DBMS - B-Trees Flashcards
Tree
Data structure whose components are a set of nodes and edges. Each node has values, each edge connects two nodes.
Binary Tree
Directed edge (i.e child to parent), each child has only one parent, each node is either a parent of one or two nodes or a leaf. The root has no parents.
Search Tree Properties
- Always one more pointer than keys
- Each key value represents an indexing key
- Each non-null pointer refers to a sub-tree of node structures.
Structure of Binary Search Tree
Two pointers, one key value
B-Tree structure
Large number of pointers and keys in a node. The values of ki in a page are ordered. Duplicate key values are allowed.
Strict data structure and data placement leads to
overflows
Requirements and Issues of Tree
- Balance
- Leafs must be on same level
- Block Based
- Allow direct and sequential reads
- High space utilisation per block
- Resilient to some abuse
- Activities have similar cost basis
- Sharing mechanism is possible and reasonable
Why do we use B-Trees over BSTs
Can choose to build trees from bottom up instead of top down. Allow better root to emerge from the key’s parent while keeping the structure balanced.
B-Trees and Paging
B-Trees are perfect for paging. Performance enhanced when root page is kept in ultra fast memory storage.

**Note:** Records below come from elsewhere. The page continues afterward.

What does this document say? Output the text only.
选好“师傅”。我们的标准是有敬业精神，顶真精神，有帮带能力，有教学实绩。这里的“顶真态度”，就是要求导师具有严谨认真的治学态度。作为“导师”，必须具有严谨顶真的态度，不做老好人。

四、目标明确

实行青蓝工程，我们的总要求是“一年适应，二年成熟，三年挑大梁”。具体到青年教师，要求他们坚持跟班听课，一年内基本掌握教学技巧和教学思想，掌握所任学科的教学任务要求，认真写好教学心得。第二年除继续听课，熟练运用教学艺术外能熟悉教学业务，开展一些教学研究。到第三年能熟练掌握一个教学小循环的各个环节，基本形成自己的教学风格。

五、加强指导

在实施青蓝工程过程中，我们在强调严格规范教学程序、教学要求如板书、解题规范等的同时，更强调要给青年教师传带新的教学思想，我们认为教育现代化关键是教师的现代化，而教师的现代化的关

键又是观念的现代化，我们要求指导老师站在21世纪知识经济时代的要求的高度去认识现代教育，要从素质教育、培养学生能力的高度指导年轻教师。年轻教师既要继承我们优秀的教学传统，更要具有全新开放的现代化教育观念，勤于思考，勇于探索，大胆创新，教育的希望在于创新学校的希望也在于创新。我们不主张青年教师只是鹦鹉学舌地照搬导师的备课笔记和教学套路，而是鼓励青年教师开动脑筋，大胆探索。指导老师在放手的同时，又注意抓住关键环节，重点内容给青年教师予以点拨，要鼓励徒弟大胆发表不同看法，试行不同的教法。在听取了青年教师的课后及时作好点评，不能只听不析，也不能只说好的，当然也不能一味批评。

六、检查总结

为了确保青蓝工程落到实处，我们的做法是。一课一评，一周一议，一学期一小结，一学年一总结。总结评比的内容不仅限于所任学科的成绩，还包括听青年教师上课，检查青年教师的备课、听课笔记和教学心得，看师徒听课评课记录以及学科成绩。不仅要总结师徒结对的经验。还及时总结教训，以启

B-Trees Computational Requirement
Deterministic side
- Can work out index size and no. of levels given no. of keys and page size.
- Can work out min/max time to compute operations over B-Tree index data structure.
Order (in B-Tree)
Maximum number of descendants a node or page should have
Root (in B-Tree)
First page to read and where first multi-way split. Higher order = more partitions possible.
Leaves (In B-Tree)
Are the pages at the lowest level of the B-Tree, with no descendants?
B-Tree Properties for an M-Order Tree
1) Every page has a maximum of M descendants
2) Root has at least 2 descendants unless its a leaf
3) All leaves are on same level
4) A nonleaf page with k descendants contains k-1 keys
5) A leaf page has at least (ceiling(m/2)-1) keys and not more than m-1 keys
6)Every page beside root and leaves has at least ceiling(m/2).
7) Any keys present in a page are in order
8) For all search keys of value X in sub-tree pointed by P: Ki-1<xKi for 1<q, x<Ki for i=1, Ki-1<x for i=q
B-Trees
- Balanced
- Shallow and require less disk reads as traversal is short
- Random inserts/deletes accommodated at reasonable and predictable cost
- At least load 50% use of claimed space - average 66%
- Sequential search not implicit but possible
- Flexible to accommodate non-key search field values
Searching
Efficient as each page is a multi-way discriminator (at best order m). Could be implemented by reading a block into single main memory buffer.
Insertion + Splitting
Relatively involved procedure, especially when page becomes saturated and needs to be split into two pages with the medium key promoted.
Promoted key might entail other splits recursively.
Small number of disk pages need to be concurrently read into main memory and at worst there can be as many writes as tree depth.
Deletion
If non leaf key must be pages, the next key must raise to fill the gap. If a page’s key count is below acceptable level, then re-grouping to the preceding page must happen.
Small number of pages must be read concurrently into main memory
Number of writes in delete
= number of inserts
All Split and Promote Operations
Searching, Insert+Splitting and Deletion all take O(logn m) time in worst case.
Given B-Tree order m with n keys.
Observation 1 (Operations)
Number of descendants a certain tree level has is equal to number of keys present in that level and all other higher levels + 1.
Observation 2 (Operations)
Minimum number of descendants that any level can have; permutation yields a B-Tree that has max height and min breadth.
Specifically: - Root Page has 2 as min
- 2nd level has ceiling(m/2) per page i.e 2.
- The nth level has ceiling(m/2)^(d-1)*2
Create Index in Postgres
CREATE Table emp(…) ;
CREATE INDEX idx_emp_job ON emp(job);
CREATE INDEX idx_emp_deptno_job ON emp(deptno,job);
Index Selection Issues
Indexes help if lots of data present even in non-key fields. Indexes need updating.